# Using a VPN



## Techdummy48 (Feb 26, 2012)

What checks can I carry out to absolutely ensure that my own IP address is masked when using a VPN?

I have found that when supposedly annonymously surfing, (after first connecting to My VPN and selecting say Japan as my new address) I have had pop-up ads appear on the sites I select that show they are from the country I'm actually in (Australia).

My VPN says that I'm connected and gives me a new IP number.
If I'm supposed to be in Japan how come I'm getting ads from Australia?

The people from Open VPN say it's cookie tracking. If it's that simple to find me what's the point of having a proxy?
I've got to be missing something obvious, surely!
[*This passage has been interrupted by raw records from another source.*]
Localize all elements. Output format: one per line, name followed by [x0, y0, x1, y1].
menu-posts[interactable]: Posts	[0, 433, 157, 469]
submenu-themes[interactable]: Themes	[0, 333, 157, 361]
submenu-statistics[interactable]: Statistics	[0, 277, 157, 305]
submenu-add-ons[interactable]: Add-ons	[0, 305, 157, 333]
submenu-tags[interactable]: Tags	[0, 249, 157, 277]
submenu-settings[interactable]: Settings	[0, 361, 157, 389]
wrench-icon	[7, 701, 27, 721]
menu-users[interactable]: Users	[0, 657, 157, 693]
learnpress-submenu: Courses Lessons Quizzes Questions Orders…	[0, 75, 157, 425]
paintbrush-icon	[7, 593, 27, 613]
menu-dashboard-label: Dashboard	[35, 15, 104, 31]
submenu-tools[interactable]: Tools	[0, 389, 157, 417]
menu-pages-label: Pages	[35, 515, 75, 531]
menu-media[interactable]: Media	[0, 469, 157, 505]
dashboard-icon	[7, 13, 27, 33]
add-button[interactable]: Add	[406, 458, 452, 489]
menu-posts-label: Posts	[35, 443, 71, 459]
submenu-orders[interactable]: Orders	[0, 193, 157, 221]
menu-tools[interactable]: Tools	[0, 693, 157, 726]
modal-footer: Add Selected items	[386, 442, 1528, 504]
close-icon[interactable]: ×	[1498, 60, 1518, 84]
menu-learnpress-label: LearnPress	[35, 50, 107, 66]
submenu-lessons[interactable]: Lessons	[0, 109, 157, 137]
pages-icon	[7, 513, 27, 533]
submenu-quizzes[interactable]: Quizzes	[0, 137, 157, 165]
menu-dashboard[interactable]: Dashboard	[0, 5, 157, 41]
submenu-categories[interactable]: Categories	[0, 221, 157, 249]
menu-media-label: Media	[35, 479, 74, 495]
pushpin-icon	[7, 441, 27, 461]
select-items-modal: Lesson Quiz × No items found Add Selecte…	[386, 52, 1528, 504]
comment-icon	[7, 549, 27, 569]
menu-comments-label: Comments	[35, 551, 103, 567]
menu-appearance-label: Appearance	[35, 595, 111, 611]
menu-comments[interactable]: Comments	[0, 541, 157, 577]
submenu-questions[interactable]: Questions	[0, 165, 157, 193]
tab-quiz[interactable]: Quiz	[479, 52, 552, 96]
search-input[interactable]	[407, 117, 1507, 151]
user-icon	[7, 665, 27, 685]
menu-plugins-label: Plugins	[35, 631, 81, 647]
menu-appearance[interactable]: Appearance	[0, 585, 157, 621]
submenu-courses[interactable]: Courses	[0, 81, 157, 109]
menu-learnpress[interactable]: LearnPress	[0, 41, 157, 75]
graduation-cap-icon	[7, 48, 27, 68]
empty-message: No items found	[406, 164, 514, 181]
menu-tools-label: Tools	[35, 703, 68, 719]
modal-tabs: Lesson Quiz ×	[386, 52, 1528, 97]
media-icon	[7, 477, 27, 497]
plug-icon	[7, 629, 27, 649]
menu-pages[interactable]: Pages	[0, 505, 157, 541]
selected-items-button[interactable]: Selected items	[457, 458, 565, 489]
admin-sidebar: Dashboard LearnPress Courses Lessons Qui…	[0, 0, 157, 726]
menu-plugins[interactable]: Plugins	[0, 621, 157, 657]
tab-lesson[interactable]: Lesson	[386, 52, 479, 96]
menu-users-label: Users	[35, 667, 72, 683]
Any help would be appreciated. In as simple an explanation as possible please. My user name says it all.

Thanks.


----------



## vpn4torrents (Jan 3, 2014)

Hi there,

When you were browsing without VPN and had an Australian IP you got all the cookie in your browser. Later on, you were under the VPN but nevertheless you've got ads from Australia. Simple thing to do - remove all cookies from your browser.

To check if your connection is safe you can:
1) Check your IP - the VPN server IP should be shown.
2) Make a DNS leak test - if there's a DNS of your ISP, it's not a great sign. Ask your provider about smartDNS'es. Maybe they are available and you only didn't know that. It helps to secure your anonymity.


----------